Prenant inspiration de l'affaire Urgenda aux Pays-Bas, les quatre associations avaient adressé une demande à l'État français en décembre 2018 afin qu'il accélère son action face au changement climatique et honore ses engagements internationaux. Non satisfaites par la réponse du Gouvernement et fortes du soutien de plus de deux millions de personnes, elles avaient décidé de passer au stade contentieux en déposant formellement leur requête devant le tribunal administratif de Paris en mars 2019.
Des émissions qui baissent deux fois trop lentement
Les quatre ONG estimaient la France sur la mauvaise trajectoire avec des émissions de gaz à effet de serre qui étaient reparties à la hausse depuis 2015 et une empreinte carbone qui ne s'était pas améliorée depuis 1995. « Les émissions de gaz à effet de serre pendant ce quinquennat ont continué de baisser deux fois trop lentement par rapport aux trajectoires prévues dans la loi », pointent aujourd'hui les requérantes.
Et de rappeler les conclusions du Haut Conseil pour le climat, qui estimait en décembre que les deux-tiers du plan de relance risquaient de contribuer à la hausse des émissions. « Le projet de loi sur le climat ne permettra pas d'atteindre l'objectif d'au moins 40 % de baisse des émissions à 2030 par rapport à 1990 – et donc encore moins le nouvel objectif européen d'au moins 55 % de réduction en 2030 », pointent aussi les associations. L'étude d'impact de la loi, réalisée par le Gouvernement lui-même, montre qu'elle ne permettra de réaliser que les deux tiers du chemin au maximum, ajoutent-elles.
Réparation du seul préjudice moral
La rapporteure publique, Amélie Fort-Besnard, a suivi les associations en proposant au tribunal de reconnaître la carence fautive de l'État pour ne pas avoir respecté la trajectoire de réduction des émissions de gaz à effet de serre (GES) qu'il a lui-même fixée. Elle demande la réparation du préjudice moral de trois des associations requérantes à hauteur de 1 euro symbolique.
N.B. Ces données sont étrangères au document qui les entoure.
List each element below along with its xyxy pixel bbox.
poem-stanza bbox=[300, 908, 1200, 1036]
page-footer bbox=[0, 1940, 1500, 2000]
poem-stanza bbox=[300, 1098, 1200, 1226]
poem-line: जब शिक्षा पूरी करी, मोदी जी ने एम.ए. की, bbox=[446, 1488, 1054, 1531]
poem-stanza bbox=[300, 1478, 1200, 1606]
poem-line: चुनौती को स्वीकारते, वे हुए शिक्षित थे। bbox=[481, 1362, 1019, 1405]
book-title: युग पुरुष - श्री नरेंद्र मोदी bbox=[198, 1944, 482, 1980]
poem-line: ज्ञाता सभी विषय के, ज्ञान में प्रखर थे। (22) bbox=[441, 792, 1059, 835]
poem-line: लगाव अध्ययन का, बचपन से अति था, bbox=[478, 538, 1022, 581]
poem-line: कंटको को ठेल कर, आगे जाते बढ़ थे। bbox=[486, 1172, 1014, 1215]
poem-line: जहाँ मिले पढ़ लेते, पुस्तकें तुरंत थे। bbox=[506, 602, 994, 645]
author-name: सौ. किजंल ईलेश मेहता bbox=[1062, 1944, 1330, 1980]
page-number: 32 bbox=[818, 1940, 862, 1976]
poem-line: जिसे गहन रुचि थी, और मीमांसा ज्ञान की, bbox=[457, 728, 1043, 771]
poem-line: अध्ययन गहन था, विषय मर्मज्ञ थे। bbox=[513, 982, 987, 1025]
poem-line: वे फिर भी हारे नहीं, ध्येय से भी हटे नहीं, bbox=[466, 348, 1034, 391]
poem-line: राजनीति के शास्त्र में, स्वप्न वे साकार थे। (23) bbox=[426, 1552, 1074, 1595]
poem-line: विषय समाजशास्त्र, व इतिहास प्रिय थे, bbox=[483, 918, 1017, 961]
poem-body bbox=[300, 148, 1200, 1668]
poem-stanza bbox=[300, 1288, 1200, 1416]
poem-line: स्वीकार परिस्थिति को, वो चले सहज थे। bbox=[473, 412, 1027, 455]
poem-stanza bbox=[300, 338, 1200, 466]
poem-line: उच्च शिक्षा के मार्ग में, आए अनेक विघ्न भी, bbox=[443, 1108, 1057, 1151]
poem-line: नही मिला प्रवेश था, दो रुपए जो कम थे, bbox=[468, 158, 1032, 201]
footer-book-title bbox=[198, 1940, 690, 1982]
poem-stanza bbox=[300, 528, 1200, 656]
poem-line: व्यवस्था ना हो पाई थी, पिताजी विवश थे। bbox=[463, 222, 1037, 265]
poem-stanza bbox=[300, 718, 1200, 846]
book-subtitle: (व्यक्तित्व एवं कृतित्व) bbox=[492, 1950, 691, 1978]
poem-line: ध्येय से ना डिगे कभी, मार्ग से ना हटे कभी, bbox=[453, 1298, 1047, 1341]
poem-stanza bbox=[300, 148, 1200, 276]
Mme Fort-Besnard propose en revanche de surseoir à statuer sur leur demande visant à enjoindre l'État de prendre des mesures supplémentaires pour atteindre ses objectifs de réduction de GES. En particulier du fait de l'attente d'une nouvelle décision du Conseil d'État dans l'affaire Grande-Synthe. Le 19 novembre dernier, la Haute juridiction avait donné trois mois au Gouvernement pour prouver que sa politique était cohérente avec ses objectifs climatiques. Cette décision a transformé les lois de programmation en lois d'objectifs obligatoires, s'était félicitée Corinne Lepage, avocate de la commune.
Pour ce dernier, l'affaire a plus un mérite pédagogique que de véritables conséquences juridiques. « Concrètement, si le tribunal administratif de Paris suit cette proposition, l'État devra payer un euro aux associations et fournir de nouveaux documents au juge sur les mesures qu'il prend pour respecter la trajectoire », relativise le spécialiste du droit de l'environnement.
Pour les associations requérantes, au contraire, si les conclusions sont suivies, ce qui est fort probable, il s'agirait « d'une avancée historique du droit français et une victoire majeure pour le climat ». Et d'ajouter : « Toutes les victimes des changements climatiques pourraient alors s'appuyer sur cette jurisprudence pour faire valoir leur droit et obtenir réparation ».
Reste maintenant à voir si le tribunal suivra les conclusions de sa rapporteure. La réponse est attendue d'ici une quinzaine de jours.